Les consommateurs européens souhaitent manger plus sainement, mais peinent souvent à modifier leurs habitudes alimentaires, notamment pour des raisons financières. Une nouvelle étude préconise des mesures fiscales et structurelles.
Différences générationnelles
Les Européens privilégient la santé et le prix abordable à la durabilité dans leurs choix alimentaires. Une nouvelle étude menée par EIT Food auprès de 19 954 consommateurs dans 18 pays européens révèle que l’intérêt pour une alimentation durable est en baisse constante, passant de 76 % en 2021 à 69 % en 2025. Aujourd’hui, la santé et le prix abordable l’emportent sur la durabilité dans les choix alimentaires.
En pratique, moins de la moitié des Européens (48 %) estiment avoir une alimentation durable, et leur engagement en faveur de comportements durables – comme la réduction de la consommation de produits animaux – a diminué. On observe toutefois des différences générationnelles : les jeunes consommateurs sont plus réceptifs aux innovations alimentaires durables et à l’agriculture régénératrice, et sont plus enclins à acheter des produits biologiques ou issus du commerce équitable.

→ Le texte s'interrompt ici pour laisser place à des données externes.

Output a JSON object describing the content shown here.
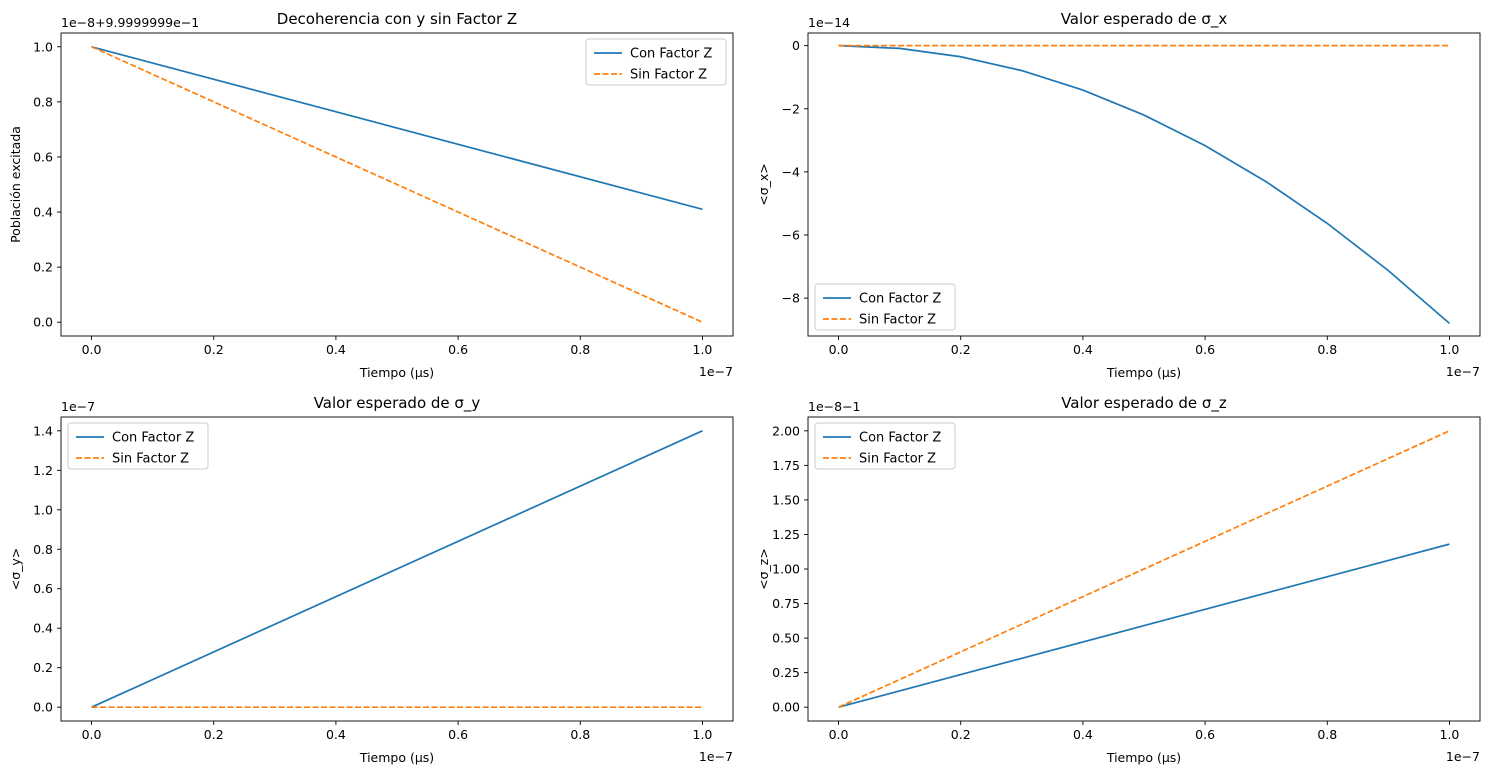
{
  "chart_data": [
    {
      "type": "line",
      "title": "Decoherencia con y sin Factor Z",
      "xlabel": "Tiempo (µs)",
      "ylabel": "Población excitada",
      "x_offset_text": "1e−7",
      "y_offset_text": "1e−8+9.9999999e−1",
      "xlim": [
        -0.05,
        1.05
      ],
      "ylim": [
        -0.05,
        1.05
      ],
      "xticks": [
        0.0,
        0.2,
        0.4,
        0.6,
        0.8,
        1.0
      ],
      "xtick_labels": [
        "0.0",
        "0.2",
        "0.4",
        "0.6",
        "0.8",
        "1.0"
      ],
      "yticks": [
        0.0,
        0.2,
        0.4,
        0.6,
        0.8,
        1.0
      ],
      "ytick_labels": [
        "0.0",
        "0.2",
        "0.4",
        "0.6",
        "0.8",
        "1.0"
      ],
      "legend_position": "upper-right",
      "series": [
        {
          "name": "Con Factor Z",
          "color": "#1f77b4",
          "style": "solid",
          "x": [
            0,
            1
          ],
          "y": [
            1.0,
            0.41
          ]
        },
        {
          "name": "Sin Factor Z",
          "color": "#ff7f0e",
          "style": "dashed",
          "x": [
            0,
            1
          ],
          "y": [
            1.0,
            0.0
          ]
        }
      ]
    },
    {
      "type": "line",
      "title": "Valor esperado de σ_x",
      "xlabel": "Tiempo (µs)",
      "ylabel": "<σ_x>",
      "x_offset_text": "1e−7",
      "y_offset_text": "1e−14",
      "xlim": [
        -0.05,
        1.05
      ],
      "ylim": [
        -9.2,
        0.4
      ],
      "xticks": [
        0.0,
        0.2,
        0.4,
        0.6,
        0.8,
        1.0
      ],
      "xtick_labels": [
        "0.0",
        "0.2",
        "0.4",
        "0.6",
        "0.8",
        "1.0"
      ],
      "yticks": [
        0,
        -2,
        -4,
        -6,
        -8
      ],
      "ytick_labels": [
        "0",
        "−2",
        "−4",
        "−6",
        "−8"
      ],
      "legend_position": "lower-left",
      "series": [
        {
          "name": "Con Factor Z",
          "color": "#1f77b4",
          "style": "solid",
          "x": [
            0,
            0.1,
            0.2,
            0.3,
            0.4,
            0.5,
            0.6,
            0.7,
            0.8,
            0.9,
            1.0
          ],
          "y": [
            0,
            -0.088,
            -0.352,
            -0.792,
            -1.408,
            -2.2,
            -3.168,
            -4.312,
            -5.632,
            -7.128,
            -8.8
          ]
        },
        {
          "name": "Sin Factor Z",
          "color": "#ff7f0e",
          "style": "dashed",
          "x": [
            0,
            1
          ],
          "y": [
            0,
            0
          ]
        }
      ]
    },
    {
      "type": "line",
      "title": "Valor esperado de σ_y",
      "xlabel": "Tiempo (µs)",
      "ylabel": "<σ_y>",
      "x_offset_text": "1e−7",
      "y_offset_text": "1e−7",
      "xlim": [
        -0.05,
        1.05
      ],
      "ylim": [
        -0.07,
        1.47
      ],
      "xticks": [
        0.0,
        0.2,
        0.4,
        0.6,
        0.8,
        1.0
      ],
      "xtick_labels": [
        "0.0",
        "0.2",
        "0.4",
        "0.6",
        "0.8",
        "1.0"
      ],
      "yticks": [
        0.0,
        0.2,
        0.4,
        0.6,
        0.8,
        1.0,
        1.2,
        1.4
      ],
      "ytick_labels": [
        "0.0",
        "0.2",
        "0.4",
        "0.6",
        "0.8",
        "1.0",
        "1.2",
        "1.4"
      ],
      "legend_position": "upper-left",
      "series": [
        {
          "name": "Con Factor Z",
          "color": "#1f77b4",
          "style": "solid",
          "x": [
            0,
            1
          ],
          "y": [
            0.0,
            1.4
          ]
        },
        {
          "name": "Sin Factor Z",
          "color": "#ff7f0e",
          "style": "dashed",
          "x": [
            0,
            1
          ],
          "y": [
            0.0,
            0.0
          ]
        }
      ]
    },
    {
      "type": "line",
      "title": "Valor esperado de σ_z",
      "xlabel": "Tiempo (µs)",
      "ylabel": "<σ_z>",
      "x_offset_text": "1e−7",
      "y_offset_text": "1e−8−1",
      "xlim": [
        -0.05,
        1.05
      ],
      "ylim": [
        -0.1,
        2.1
      ],
      "xticks": [
        0.0,
        0.2,
        0.4,
        0.6,
        0.8,
        1.0
      ],
      "xtick_labels": [
        "0.0",
        "0.2",
        "0.4",
        "0.6",
        "0.8",
        "1.0"
      ],
      "yticks": [
        0.0,
        0.25,
        0.5,
        0.75,
        1.0,
        1.25,
        1.5,
        1.75,
        2.0
      ],
      "ytick_labels": [
        "0.00",
        "0.25",
        "0.50",
        "0.75",
        "1.00",
        "1.25",
        "1.50",
        "1.75",
        "2.00"
      ],
      "legend_position": "upper-left",
      "series": [
        {
          "name": "Con Factor Z",
          "color": "#1f77b4",
          "style": "solid",
          "x": [
            0,
            1
          ],
          "y": [
            0.0,
            1.18
          ]
        },
        {
          "name": "Sin Factor Z",
          "color": "#ff7f0e",
          "style": "dashed",
          "x": [
            0,
            1
          ],
          "y": [
            0.0,
            2.0
          ]
        }
      ]
    }
  ]
}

Pressions structurelles et financières
La santé est le principal moteur des changements alimentaires : 51 % des Européens souhaitent manger plus sainement, mais invoquent le manque de moyens financiers et la difficulté à se défaire de leurs vieilles habitudes pour modifier leur mode de vie. Par exemple, si les Européens sont conscients des effets néfastes sur la santé des aliments salés, gras, sucrés ou transformés, seul un tiers environ les évite. De plus, ils consomment trop peu d’aliments sains comme les fruits, les légumes et les fibres.

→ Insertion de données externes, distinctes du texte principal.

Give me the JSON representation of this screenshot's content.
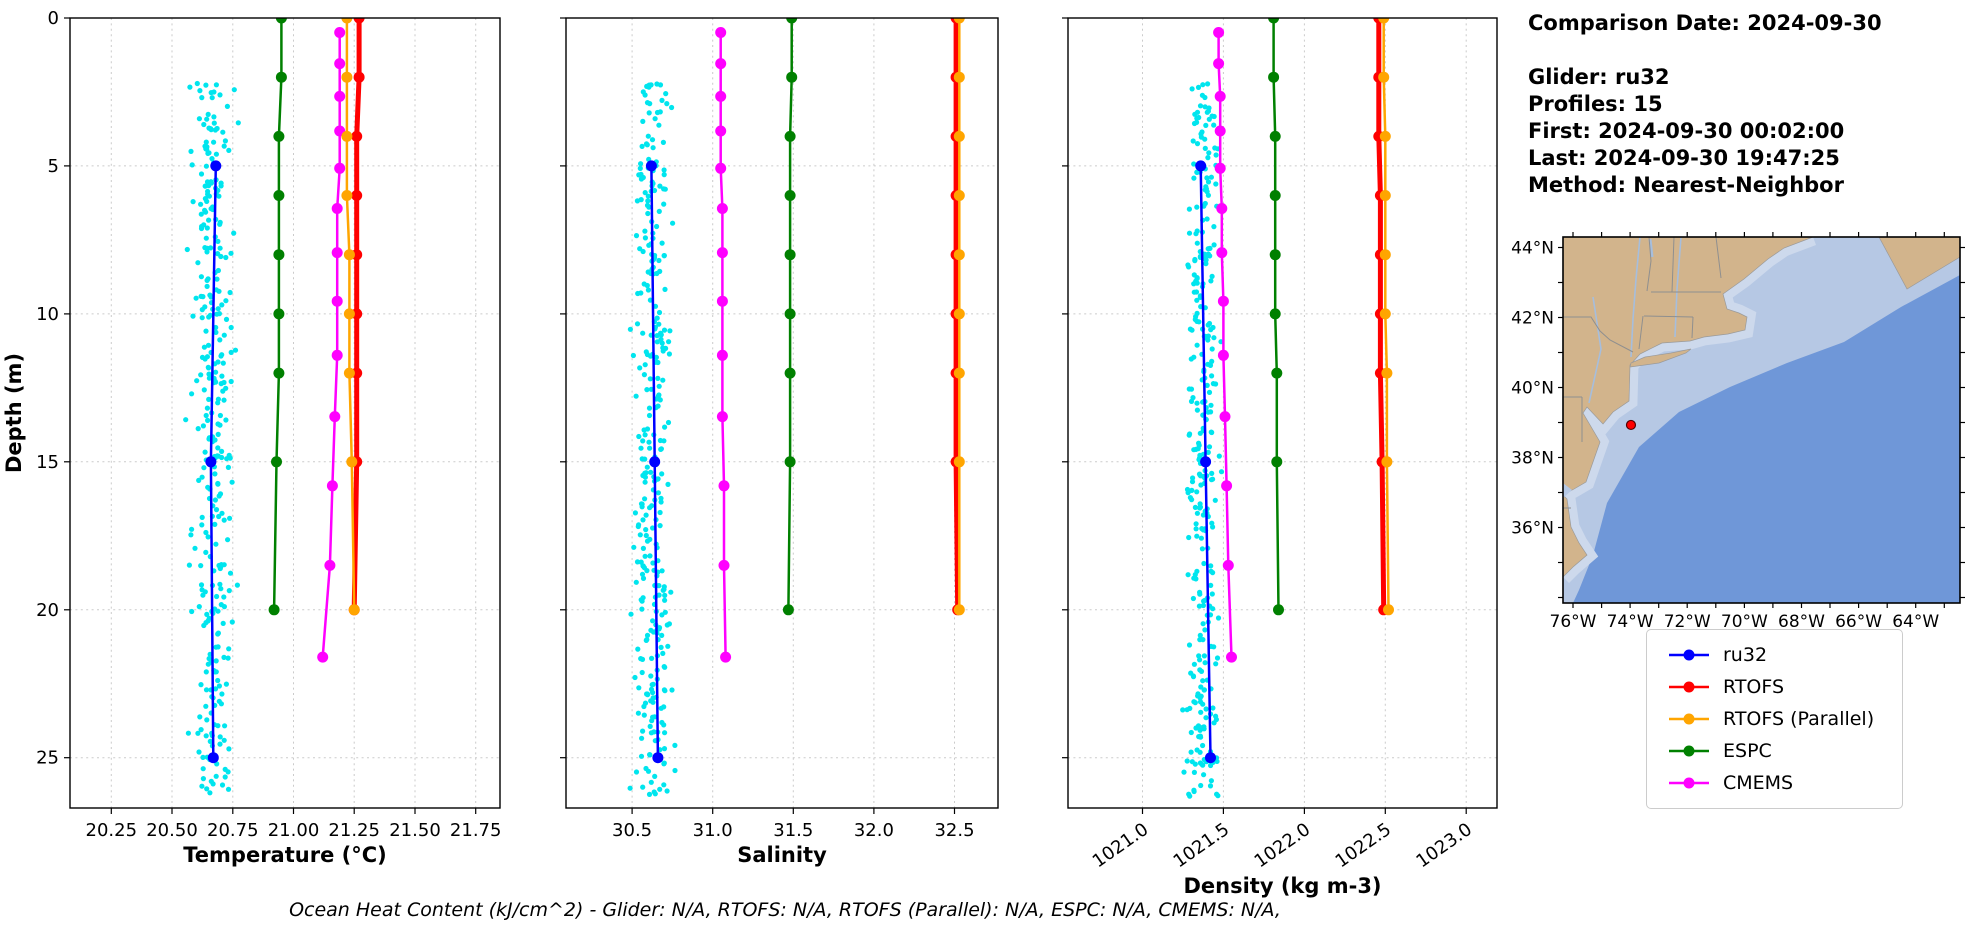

Les gens font état de difficultés à faire des choix plus sains et à rompre avec leurs habitudes, même lorsqu'ils sont motivés. Ces difficultés sont particulièrement marquées chez les jeunes consommateurs, qui ont le sentiment de ne pas maîtriser leurs habitudes alimentaires. Les données suggèrent que les changements alimentaires sont moins liés à une prise de conscience qu'à des contraintes structurelles et financières.
Mesures nécessaires
« Cette étude montre que les Européens comprennent globalement ce qu'implique une alimentation plus saine et plus durable, mais la bonne volonté ne suffit pas. La santé est le principal facteur influençant les choix alimentaires, mais le prix et les habitudes bien ancrées continuent de déterminer ce que les gens mangent réellement », explique Klaus G. Grunert, professeur de marketing à l'université d'Aarhus et directeur de l'Observatoire des consommateurs alimentaires de l'EIT.
Il est donc nécessaire de rendre les produits sains plus accessibles et pratiques. Les décideurs politiques devraient être incités à favoriser l'accessibilité financière de ces produits par des mesures fiscales et structurelles. L'étude conclut que, sans tenir compte de l'accessibilité financière et des contraintes quotidiennes, il est peu probable que la seule motivation des consommateurs entraîne un changement d'envergure des habitudes alimentaires. « Les solutions doivent prendre en compte les contraintes réelles des individus, et non seulement leurs aspirations », ajoute Grunert.